Laser pulses illuminate downturn and recovery

March 25th, 2011

Laser pulses per month for Gigaphoton's KrF and ArF lasers.

(Click for larger image.)

I thought this image was a nice illustration of exactly what happened in the most recent industry downturn. The graphic shows the number of pulses per laser, per month, for Gigaphoton’s installed base of ArF and KrF lasers. A stepper processing 1,000 wafers per month typically produces about 800 million pulses per month.

As you can see, in late 2008 and early 2009, wafer production fell off a cliff. It didn’t recover to pre-downturn levels for nearly a year. In a more typical cyclical capital spending downturn, equipment purchases slow down as new capacity exceeds new demand, but wafer unit volume keeps rising. When demand catches up, companies start building fabs again. For the most part, chipmakers and their suppliers have learned how to manage their way through these ups and downs: they’ve been part of the industry from the beginning.

Falling wafer volume, in contrast, means that the semiconductor industry downturn is tied to a macroeconomic recession: people don’t buy as many chips. Such dips are much more unusual, and much more challenging for company management. Capital expenditures don’t recover until capacity utilization improves, and that doesn’t happen until customers start buying again.

Image courtesy of Gigaphoton, Inc.

How do PV and IC silicon markets compare?

February 14th, 2011

The recent announcement of 2010 silicon wafer shipments got me wondering: silicon consumption for solar cells passed silicon consumption for integrated circuits a number of years ago, but how do they compare now? A quick call to the very helpful Richard Winegarner at Sage Concepts answered the question. In 2009, solar cells consumed 10 times as many square inches, but generated about the same total revenue.

2009 2010(est)
Semiconductor wafers
(billion square inches)
6.707 9.370
Semiconductor wafer revenues
(US$Billion)
6.7 9.7
Polysilicon for semiconductors
(thousand metric tons)
20 28
Solar cell wafers
(billion square inches)
67 134
Solar cell wafer revenues
(US$Billion)
6.7 13.4
GigaWatts at peak output
(excluding thin film)
6.3 13.5
Polysilicon for solar cells
(Thousand metric tons)
74 108

Source: SEMI for semiconductors, Sage Concepts for solar, polysilicon

As Winegarner explained, wafers for semiconductors cost about US$1.00 per square inch, while wafers for solar cells cost only about US$0.10 per square inch on average. I expect almost all of this price differential can be attributed to the extremely energy intensive Czolchralski growth process used for semiconductor wafers, and to their larger size and more stringent performance specifications.

Incidentally, SEMI analyst Dan Tracy reports that 300mm wafers have only just recently captured the majority of the market, accounting for 51% of the total in 2010 and 52% in 2009. That’s 10 years after the first 300mm wafer rolled off the Semiconductor300 pilot line, a timeline worth remembering as the industry considers a move to 450 mm wafers.

From Your Tour Guide

February 4th, 2011

Welcome to Semiconductor Manufacturing & Design Community. I’m Katherine Derbyshire, your tour guide through the silicon rapids.

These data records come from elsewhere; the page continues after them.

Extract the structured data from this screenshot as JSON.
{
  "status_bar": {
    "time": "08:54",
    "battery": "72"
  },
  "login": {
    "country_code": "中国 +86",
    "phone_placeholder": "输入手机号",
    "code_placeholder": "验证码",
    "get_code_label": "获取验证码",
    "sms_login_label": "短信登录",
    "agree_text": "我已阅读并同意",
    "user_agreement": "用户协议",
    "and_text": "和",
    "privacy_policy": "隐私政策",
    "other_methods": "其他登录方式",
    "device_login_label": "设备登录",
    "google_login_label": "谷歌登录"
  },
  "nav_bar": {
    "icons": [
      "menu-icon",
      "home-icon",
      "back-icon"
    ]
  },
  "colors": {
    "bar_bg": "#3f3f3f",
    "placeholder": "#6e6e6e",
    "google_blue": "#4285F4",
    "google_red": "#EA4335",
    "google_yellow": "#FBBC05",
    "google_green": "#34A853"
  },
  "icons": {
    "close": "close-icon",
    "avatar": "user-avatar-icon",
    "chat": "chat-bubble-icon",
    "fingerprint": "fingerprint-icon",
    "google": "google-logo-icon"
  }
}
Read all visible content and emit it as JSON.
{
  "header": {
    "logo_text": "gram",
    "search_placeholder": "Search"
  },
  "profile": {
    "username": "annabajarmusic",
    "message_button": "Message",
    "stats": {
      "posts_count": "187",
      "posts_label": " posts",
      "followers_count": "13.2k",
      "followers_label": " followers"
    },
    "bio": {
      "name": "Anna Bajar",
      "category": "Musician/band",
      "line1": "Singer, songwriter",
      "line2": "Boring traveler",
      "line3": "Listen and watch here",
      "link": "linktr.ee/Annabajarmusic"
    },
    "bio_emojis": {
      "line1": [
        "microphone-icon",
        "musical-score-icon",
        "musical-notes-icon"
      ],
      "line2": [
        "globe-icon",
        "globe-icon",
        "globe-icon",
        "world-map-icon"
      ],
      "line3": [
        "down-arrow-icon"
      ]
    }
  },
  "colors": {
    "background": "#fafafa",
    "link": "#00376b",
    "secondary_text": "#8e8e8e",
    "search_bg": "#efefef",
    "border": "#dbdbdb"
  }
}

My background is in materials science, with degrees from MIT and UC Santa Barbara, and I’ve been following the IC industry since the 1990s, beginning with a stay at Solid State Technology. Through good years and bad, from the first dot com boom to the Great Recession, it’s never been boring. The technology keeps rolling on, and companies that try to anchor themselves often see their business swept away downstream.

I’m especially interested in the transistor process, but expect to cover the whole integrated circuit manufacturing space. I’m working on items on ultrashallow implants and through-silicon vias now, for example. I hope you’ll join me.